Rapa Nui, l'Île de Pâques


 Journal      Vues aériennes 


L’Île de Pâques nous fascinait depuis toujours. Mais elle était en dehors de notre route ! C’est donc sans aucun scrupule que nous avons amarré Pro’s Per Aim dans une marina de Tahiti et que nous nous sommes dirigés en taxi vers l’aéroport pour nous envoler vers Rapa Nui, le nom polynésien de l’île de Pâques.

Rapa Nui est à peu près aligné avec Tahiti et Santiago du Chili, à mi-chemin environ. Elle est considérée comme étant l'un des lieux  les plus isolés au monde. Pitcairn, l'île habitée la plus proche est à 2000 km. Tahiti est à plus de 4000 km et la côte chilienne à 3700 km.


Pour nous loger, nous avons suivi les conseils d’amis voyageurs et  nous sommes descendus « Chez Jérôme ». Jérôme est français, passionné d’archéologie pascuane, guide UNESCO et tient avec son épouse Nancy une pension de famille à Hanga Roa le gros village de l'île.
 
C’est avec enthousiasme que nous conseillons à tous ceux qui nous lisent de descendre chez Jérôme. Outre sa profonde connaissance et compréhension de Rapa Nui et de ses mystères, Jérôme et Nancy reçoivent dans une ambiance familiale chaleureuse et amicale. Cerise sur le gâteau : leur cuisinier chilien Ricardo est un des meilleurs de l’île ! http://www.chezjerome.net



Le premier contact avec Rapa Nui  est saisissant. Les géants de pierre appelés « Moaï » sont partout. Les uns sont couchés et d’autres ont été redressés. Seuls 7 sur un total de 887 regardent vers la mer. La légende dit qu’ils représentent les 7 fils du premier roi venu de la mer : Hotu Matu’a.

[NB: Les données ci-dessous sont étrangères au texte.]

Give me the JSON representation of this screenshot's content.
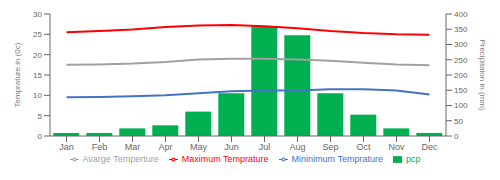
{
  "chart_data": {
    "type": "combo",
    "categories": [
      "Jan",
      "Feb",
      "Mar",
      "Apr",
      "May",
      "Jun",
      "Jul",
      "Aug",
      "Sep",
      "Oct",
      "Nov",
      "Dec"
    ],
    "series": [
      {
        "name": "pcp",
        "type": "bar",
        "axis": "y2",
        "color": "#00b050",
        "values": [
          10,
          10,
          25,
          35,
          80,
          140,
          360,
          330,
          140,
          70,
          25,
          10
        ]
      },
      {
        "name": "Maximum Temprature",
        "type": "line",
        "color": "#ff0000",
        "values": [
          25.5,
          25.8,
          26.2,
          26.8,
          27.2,
          27.3,
          27.0,
          26.5,
          25.8,
          25.3,
          25.0,
          24.9
        ]
      },
      {
        "name": "Mininimum Temprature",
        "type": "line",
        "color": "#4472c4",
        "values": [
          9.5,
          9.6,
          9.8,
          10.0,
          10.5,
          11.0,
          11.2,
          11.2,
          11.5,
          11.5,
          11.2,
          10.2
        ]
      },
      {
        "name": "Avarge Temperture",
        "type": "line",
        "color": "#a0a0a0",
        "values": [
          17.5,
          17.6,
          17.8,
          18.2,
          18.8,
          19.0,
          19.0,
          18.8,
          18.5,
          18.0,
          17.6,
          17.4
        ]
      }
    ],
    "ylim": [
      0,
      30
    ],
    "yticks": [
      0,
      5,
      10,
      15,
      20,
      25,
      30
    ],
    "y2lim": [
      0,
      400
    ],
    "y2ticks": [
      0,
      50,
      100,
      150,
      200,
      250,
      300,
      350,
      400
    ],
    "ylabel": "Temprature in (0c)",
    "y2label": "Precipitaion in (mm)",
    "grid": false,
    "legend": "bottom"
  }
}
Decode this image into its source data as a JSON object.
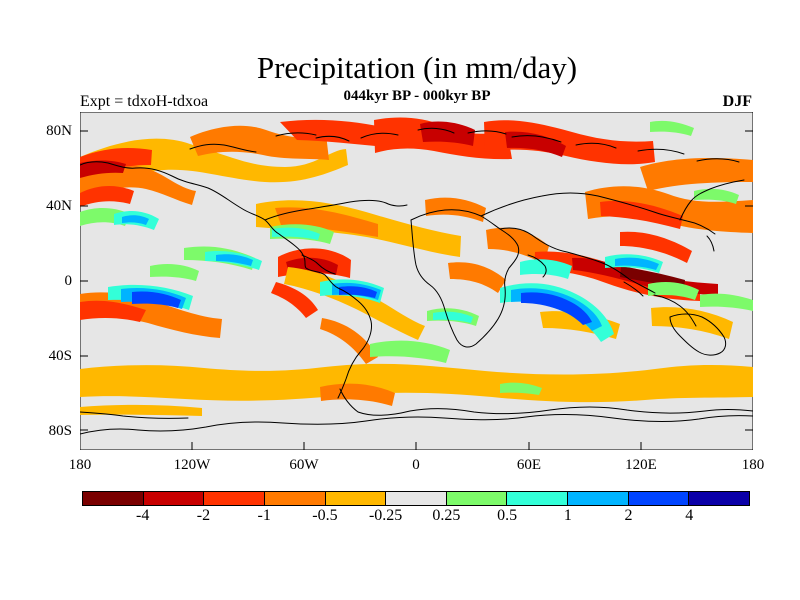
{
  "title": "Precipitation (in mm/day)",
  "subtitle_left": "Expt = tdxoH-tdxoa",
  "subtitle_center": "044kyr BP - 000kyr BP",
  "subtitle_right": "DJF",
  "map": {
    "lat_labels": [
      "80N",
      "40N",
      "0",
      "40S",
      "80S"
    ],
    "lon_labels": [
      "180",
      "120W",
      "60W",
      "0",
      "60E",
      "120E",
      "180"
    ],
    "background_color": "#e6e6e6",
    "coastline_color": "#000000"
  },
  "colorbar": {
    "colors": [
      "#7a0000",
      "#c80000",
      "#ff3300",
      "#ff7a00",
      "#ffb800",
      "#e6e6e6",
      "#7dfa6a",
      "#33ffd8",
      "#00b4ff",
      "#0044ff",
      "#0b00a8"
    ],
    "labels": [
      "-4",
      "-2",
      "-1",
      "-0.5",
      "-0.25",
      "0.25",
      "0.5",
      "1",
      "2",
      "4"
    ]
  }
}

Ces Moaï ont été extraits dans une carrière sur le volcan Rano Raraku avant d’être transportés parfois sur des dizaines de kilomètres. Comment ? Cela reste encore très mystérieux d’autant plus qu’ils ne connaissaient ni le métal, ni la roue, et que certains Moaï pèsent 90 tonnes !

Ce qui nous a frappé ensuite, ce sont les chevaux de Rapa Nui. 1800 chevaux en liberté pour 4000 habitants. Ils sont partout et font partie du paysage. C’est sur leur dos que sont sommes montés en 3 heures au sommet du volcan Terevaka. Trot et galop à la montée, mais retour paisible au pas à la descente !

Rapa Nui est assez aride, pelée, et les paysages sont austères, rudes, mais grandioses. Entre la forte houle battant des côtes parfaitement inhospitalières et les difficultés pour trouver de l’eau douce, la vie ne devait pas être toujours facile autrefois ! D’ailleurs, les restes architecturaux montrent bien que les soucis des habitants étaient de se protéger.

Les sites archéologiques sont innombrables et une boutade locale est de dire que l’île de Pâques est un musée à ciel ouvert ! Partout on trouve des statues, des pétroglyphes ou des restes de construction. Seul le site d’Anakena est un peu exploité pour le tourisme. Partout ailleurs on a le sentiment d’être un explorateur en herbe !

Pour terminer notre séjour, nous avons renoué avec la spéléo et exploré quelques lava tubes. Ce sont en fait des coulées de lave qui se sont solidifiées à l’extérieur pendant que la roche en fusion de l’intérieur finissait de s’écouler. Après refroidissement total, l’intérieur de la coulée est creux et s’appelle un lava tube.


L’île de Pâques ?
Nous avons beaucoup, beaucoup aimé. Nous y retournerons avec Pro’s Per Aim dans quelques années et entre Anakena et Hanga Roa, nous saurons bien lui trouver un abri contre la grosse houle qui bat sans cesse les côtes de Rapa Nui.